With this, you could easily mimic the functionality of HP, CA, Netview, or even OpenNMS, and NO JAVA involved. (I like OpenNMS, but I hate the fact they wrote it in Java. Java libraries are buggy and no matter how many times they tell me I suck, I'm not going to change my opinion about how terrible the libraries are.)

So, a Fast, Simple, easy to implement NMS system that any Junior System Admin can figure out and actually run.

YOu might wonder about the discovery portion. That's pretty easy too, many tools exist to do this. For example; Use NMAP to discover the network and identify the OS, the services running on it (SNMP, Web, DMI, whatever). Then take the output of this and pipe it into a script that calls other scripts to configure the proper management tools for it.

So, let's say that nmap gives you a really good return on a machine. It would look something like this... Starting nmap V. 2.54BETA7 ( www.insecure.org/nmap/ ) Host localhost.localdomain ( appears to be up ... good.
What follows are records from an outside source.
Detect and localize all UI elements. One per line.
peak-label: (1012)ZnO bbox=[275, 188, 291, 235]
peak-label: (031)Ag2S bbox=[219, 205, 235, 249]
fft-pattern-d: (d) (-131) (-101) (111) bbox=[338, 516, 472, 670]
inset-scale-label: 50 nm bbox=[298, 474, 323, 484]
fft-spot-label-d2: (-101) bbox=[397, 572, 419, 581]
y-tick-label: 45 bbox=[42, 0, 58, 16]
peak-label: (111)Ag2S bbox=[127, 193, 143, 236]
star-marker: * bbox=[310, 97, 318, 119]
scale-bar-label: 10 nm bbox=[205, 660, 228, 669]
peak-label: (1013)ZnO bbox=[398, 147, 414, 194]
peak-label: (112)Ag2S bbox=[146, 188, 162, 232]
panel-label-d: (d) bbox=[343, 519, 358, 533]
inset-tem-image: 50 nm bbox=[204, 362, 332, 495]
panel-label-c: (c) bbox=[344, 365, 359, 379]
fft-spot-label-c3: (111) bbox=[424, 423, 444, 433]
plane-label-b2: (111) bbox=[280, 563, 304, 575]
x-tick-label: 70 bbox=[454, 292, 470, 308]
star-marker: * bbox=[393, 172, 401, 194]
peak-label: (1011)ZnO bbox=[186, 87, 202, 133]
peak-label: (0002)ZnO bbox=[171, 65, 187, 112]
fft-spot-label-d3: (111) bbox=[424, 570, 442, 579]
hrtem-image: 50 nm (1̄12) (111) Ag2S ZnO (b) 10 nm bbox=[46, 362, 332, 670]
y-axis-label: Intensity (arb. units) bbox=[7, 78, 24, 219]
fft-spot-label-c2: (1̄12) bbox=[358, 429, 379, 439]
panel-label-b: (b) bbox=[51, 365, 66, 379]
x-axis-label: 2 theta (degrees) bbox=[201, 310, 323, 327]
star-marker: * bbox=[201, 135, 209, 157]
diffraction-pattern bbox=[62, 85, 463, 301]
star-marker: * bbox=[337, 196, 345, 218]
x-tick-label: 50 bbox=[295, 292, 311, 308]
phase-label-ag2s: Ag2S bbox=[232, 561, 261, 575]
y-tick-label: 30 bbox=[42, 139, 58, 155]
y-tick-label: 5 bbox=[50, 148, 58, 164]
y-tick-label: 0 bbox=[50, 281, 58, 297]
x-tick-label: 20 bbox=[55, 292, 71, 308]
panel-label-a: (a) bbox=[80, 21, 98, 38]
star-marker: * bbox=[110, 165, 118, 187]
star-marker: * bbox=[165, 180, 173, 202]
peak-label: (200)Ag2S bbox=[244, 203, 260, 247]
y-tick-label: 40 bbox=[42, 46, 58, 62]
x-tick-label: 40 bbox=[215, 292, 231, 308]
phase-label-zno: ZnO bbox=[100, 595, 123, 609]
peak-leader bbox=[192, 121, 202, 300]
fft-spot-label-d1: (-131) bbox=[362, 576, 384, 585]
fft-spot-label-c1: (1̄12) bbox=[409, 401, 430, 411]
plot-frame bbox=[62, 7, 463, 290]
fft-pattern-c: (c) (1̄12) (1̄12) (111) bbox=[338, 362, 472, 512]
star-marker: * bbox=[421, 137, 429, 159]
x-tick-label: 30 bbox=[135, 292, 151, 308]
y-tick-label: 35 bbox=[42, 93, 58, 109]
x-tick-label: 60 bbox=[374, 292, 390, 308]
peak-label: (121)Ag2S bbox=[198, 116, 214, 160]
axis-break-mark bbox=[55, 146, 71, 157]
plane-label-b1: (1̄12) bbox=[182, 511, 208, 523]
Interesting ports on localhost.localdomain ( (The 1523 ports scanned but not shown below are in state: closed)

Port State Service

21/tcp open ftp

22/tcp open ssh

25/tcp open smtp

80/tcp open http

111/tcp open sunrpc

199/tcp open smux

443/tcp open https

1024/tcp open kdm

3306/tcp open mysql

6000/tcp open X11

8080/tcp open http-proxy

Nmap run completed -- 1 IP address (1 host up) scanned in 3 seconds

From this, we would know that we could run SNMP tools like RRDTOOL to managed services such as ftp, sntp, http, https, mysql, X11, etc.... Other scripts could automatically configure the proper templates to start the management of these devices.

The best part, it's all VERY EASY to ready and there are no dumb databases, Java, SQL, or other crap in the way. Just you, your shell, and your script files.

Since everything would be text file based, it would be easy to integrate other tools into the set making a really cool set of thingies to manage anything that can be reached via a command line.

What more can you ask???

--<Edit from the future>-- Doubleplus good citizen.